Dopo il caso Fincantieri-STX, con Parigi che pretendeva di conservare il controllo dei cantieri navali Saint-Nazaire a spese dell’Italia, il dossier del mancato accordo FCA-Renault mostra come l’interventismo statale francese possa risultare tanto maldestro da far fallire operazioni prestigiose per entrambe.
Oggi come ieri la Francia si schermisce, loda il progetto comune, dice che non è colpa sua se il matrimonio è andato a monte e si proclama ottimista a proposito di una futura intesa.
E’ stato il ministro dell’Economia Bruno Le Maire a prendere la parola ai microfoni di France-Info
«Avevo chiesto io stesso ai vertici di Renault di studiare la possibilità di una fusione con Fiat Chrysler. Non siamo stati noi a sabotare il matrimonio con FCA, non abbiamo messo alcun veto, ci siamo limitati a chiedere che l’operazione si facesse col via libera preventivo di Nissan. Vedendo che il gruppo giapponese non prendeva una decisione abbiamo chiesto altri cinque giorni di tempo, il che mi sembra ragionevole per un’operazione che prevede la nascita di un gruppo da 30 miliardi di euro. FCA ha scelto di ritirare la sua proposta. È una scelta che poteva fare. Per noi l’operazione resta interessante. Ma deve rimanere nell’ambito della strategia di rafforzamento dell’alleanza con Nissan».

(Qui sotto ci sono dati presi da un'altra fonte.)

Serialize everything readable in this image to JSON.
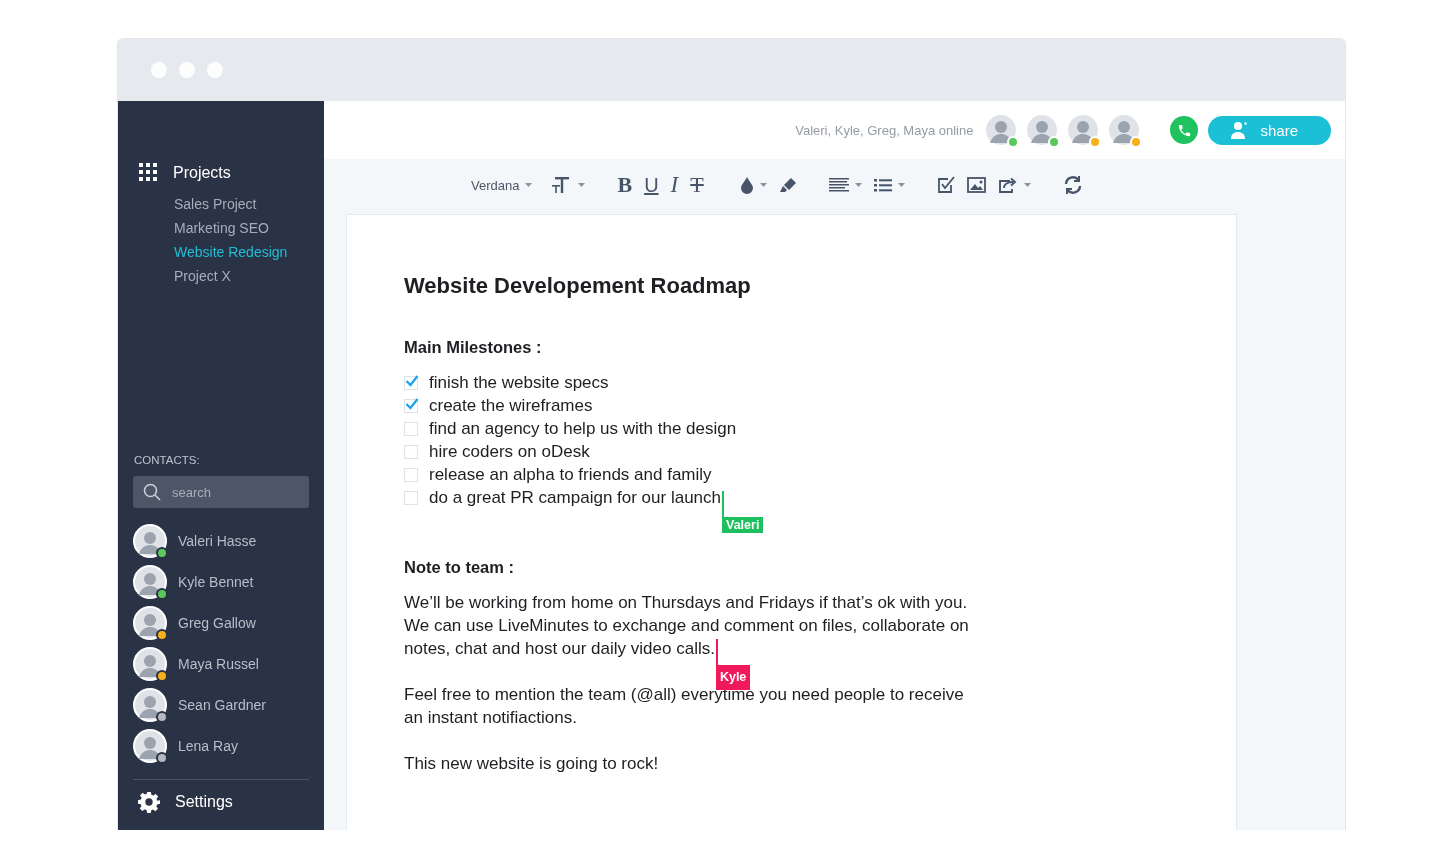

Niente veto dunque, e nessuna preclusione per futuri accordi... Dopo l’intervento radiofonico il ministro Le Maire ha ricevuto il presidente di Renault, Jean-Dominique Senard (che Macron aveva rifiutato di vedere).

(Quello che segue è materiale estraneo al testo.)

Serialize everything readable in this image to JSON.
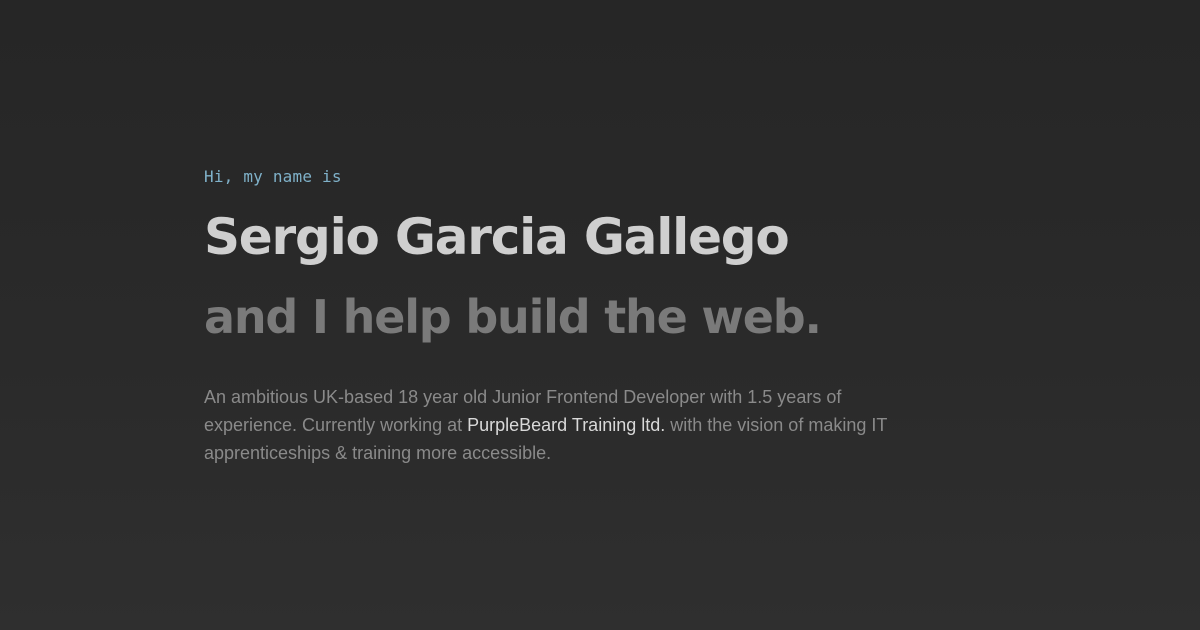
{
  "hero": {
    "greeting": "Hi, my name is",
    "name": "Sergio Garcia Gallego",
    "tagline": "and I help build the web.",
    "bio": {
      "before": "An ambitious UK-based 18 year old Junior Frontend Developer with 1.5 years of experience. Currently working at ",
      "company": "PurpleBeard Training ltd.",
      "after": " with the vision of making IT apprenticeships & training more accessible."
    }
  },
  "colors": {
    "background": "#282828",
    "greeting": "#7fb1c9",
    "name": "#cfcfcf",
    "tagline": "#7a7a7a",
    "bio": "#8a8a8a",
    "company": "#d9d9d9"
  }
}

Un incontro difficile, imbarazzante, visto che appena il giorno prima, mercoledì, Senard aveva avuto parole molto dure nei confronti di Le Maire. E dello Stato francese, azionista di riferimento con il 15 per cento di Renault.

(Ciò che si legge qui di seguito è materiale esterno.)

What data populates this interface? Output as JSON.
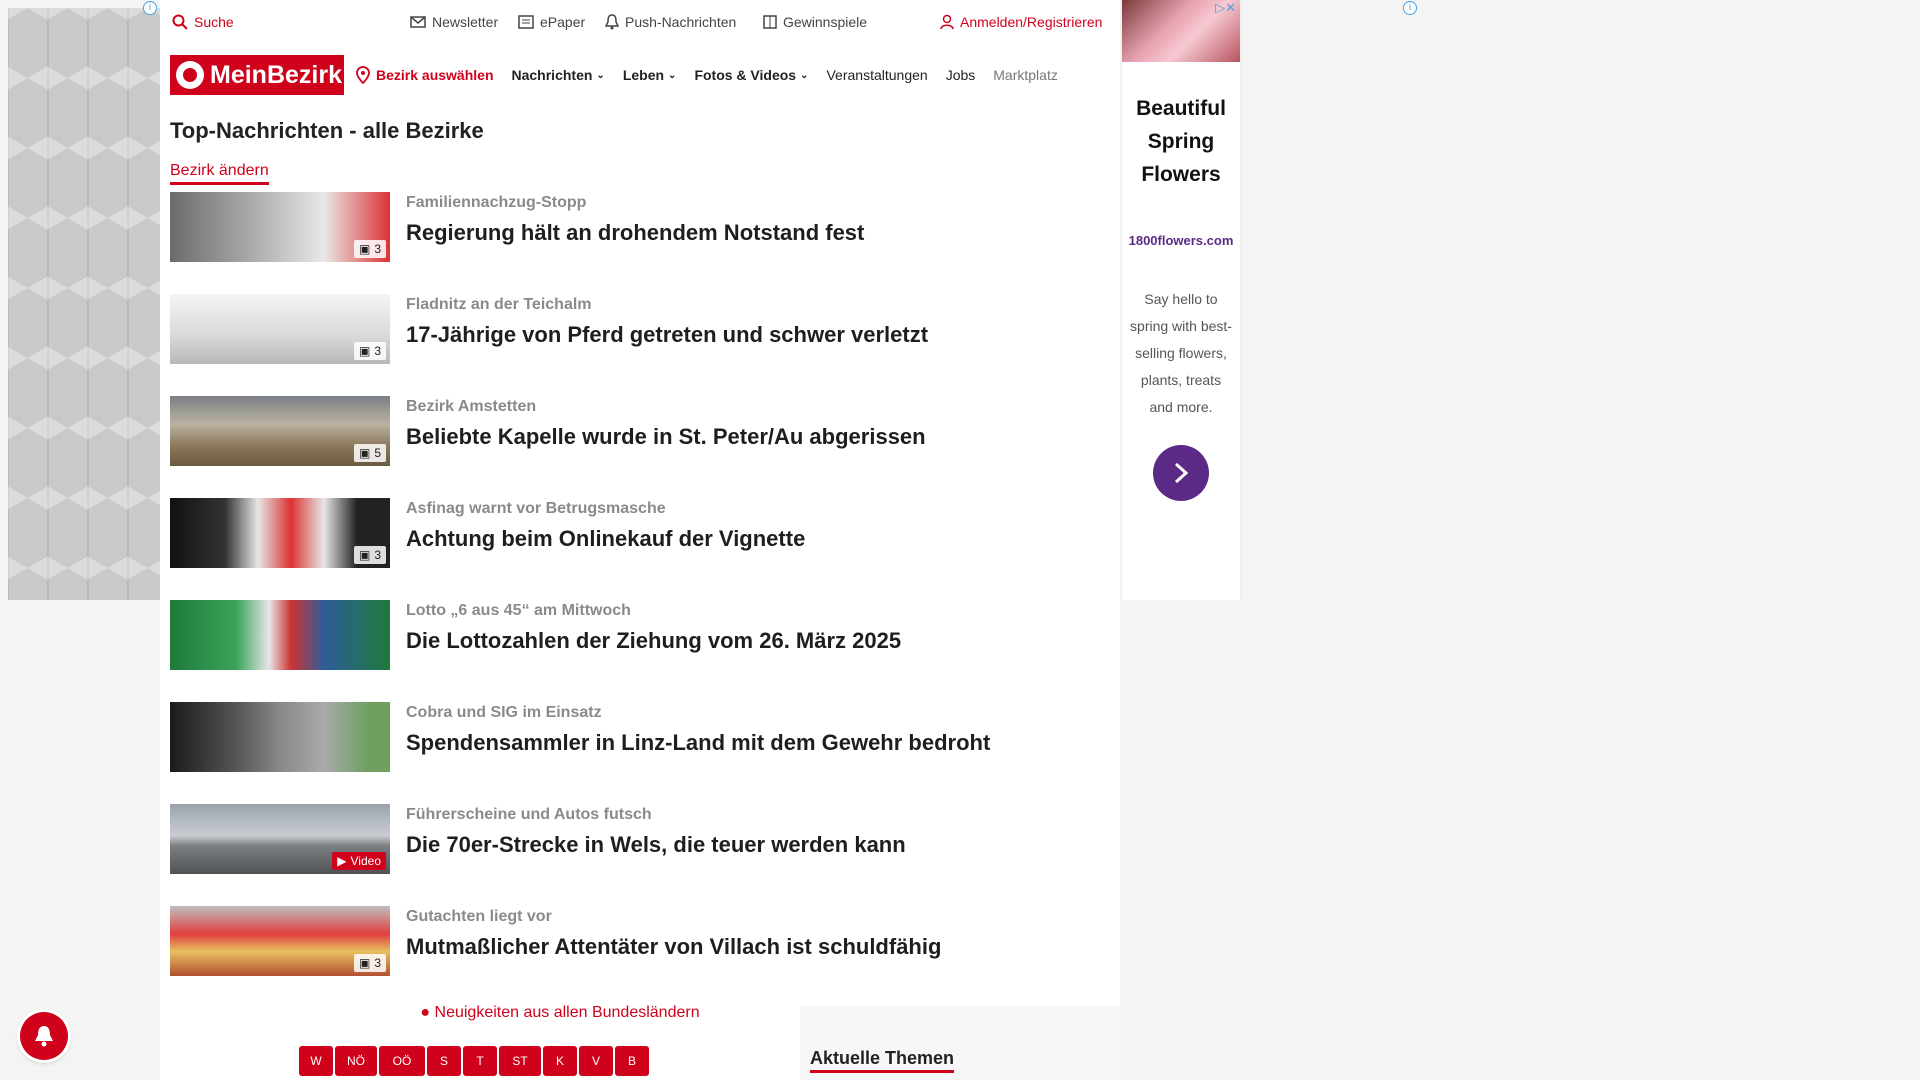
{
  "topbar": {
    "search": "Suche",
    "newsletter": "Newsletter",
    "epaper": "ePaper",
    "push": "Push-Nachrichten",
    "gewinnspiele": "Gewinnspiele",
    "login": "Anmelden/Registrieren"
  },
  "nav": {
    "logo": "MeinBezirk",
    "bezirk": "Bezirk auswählen",
    "items": [
      "Nachrichten",
      "Leben",
      "Fotos & Videos",
      "Veranstaltungen",
      "Jobs",
      "Marktplatz"
    ]
  },
  "page": {
    "title": "Top-Nachrichten - alle Bezirke",
    "change_bezirk": "Bezirk ändern"
  },
  "articles": [
    {
      "kicker": "Familiennachzug-Stopp",
      "headline": "Regierung hält an drohendem Notstand fest",
      "badge": "3"
    },
    {
      "kicker": "Fladnitz an der Teichalm",
      "headline": "17-Jährige von Pferd getreten und schwer verletzt",
      "badge": "3"
    },
    {
      "kicker": "Bezirk Amstetten",
      "headline": "Beliebte Kapelle wurde in St. Peter/Au abgerissen",
      "badge": "5"
    },
    {
      "kicker": "Asfinag warnt vor Betrugsmasche",
      "headline": "Achtung beim Onlinekauf der Vignette",
      "badge": "3"
    },
    {
      "kicker": "Lotto „6 aus 45“ am Mittwoch",
      "headline": "Die Lottozahlen der Ziehung vom 26. März 2025",
      "badge": ""
    },
    {
      "kicker": "Cobra und SIG im Einsatz",
      "headline": "Spendensammler in Linz-Land mit dem Gewehr bedroht",
      "badge": ""
    },
    {
      "kicker": "Führerscheine und Autos futsch",
      "headline": "Die 70er-Strecke in Wels, die teuer werden kann",
      "badge": "Video"
    },
    {
      "kicker": "Gutachten liegt vor",
      "headline": "Mutmaßlicher Attentäter von Villach ist schuldfähig",
      "badge": "3"
    }
  ],
  "footer": {
    "bundeslaender": "Neuigkeiten aus allen Bundesländern",
    "states": [
      "W",
      "NÖ",
      "OÖ",
      "S",
      "T",
      "ST",
      "K",
      "V",
      "B"
    ],
    "topics_title": "Aktuelle Themen"
  },
  "ad": {
    "title": "Beautiful Spring Flowers",
    "brand": "1800flowers.com",
    "body": "Say hello to spring with best-selling flowers, plants, treats and more."
  }
}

«Sono molto deluso. Nella mia vita di dirigente d’azienda non avevo mai visto una possibilità di fusione capace di portare tante sinergie positive. Il rappresentante dello Stato non si è mostrato convinto e il voto non c’è stato. Devo dire che sono proprio desolato», ha detto Senard.
Parole che hanno irritato i boss di Bercy, sede del ministero dell’Economia. Come si permetteva il presidente di Renault di criticare l’azionista di maggioranza della società?
Ma Bruno Le Maire ha fatto buon viso a cattivo gioco: ha rinnovato la fiducia a Senard (per la terza volta in una settimana).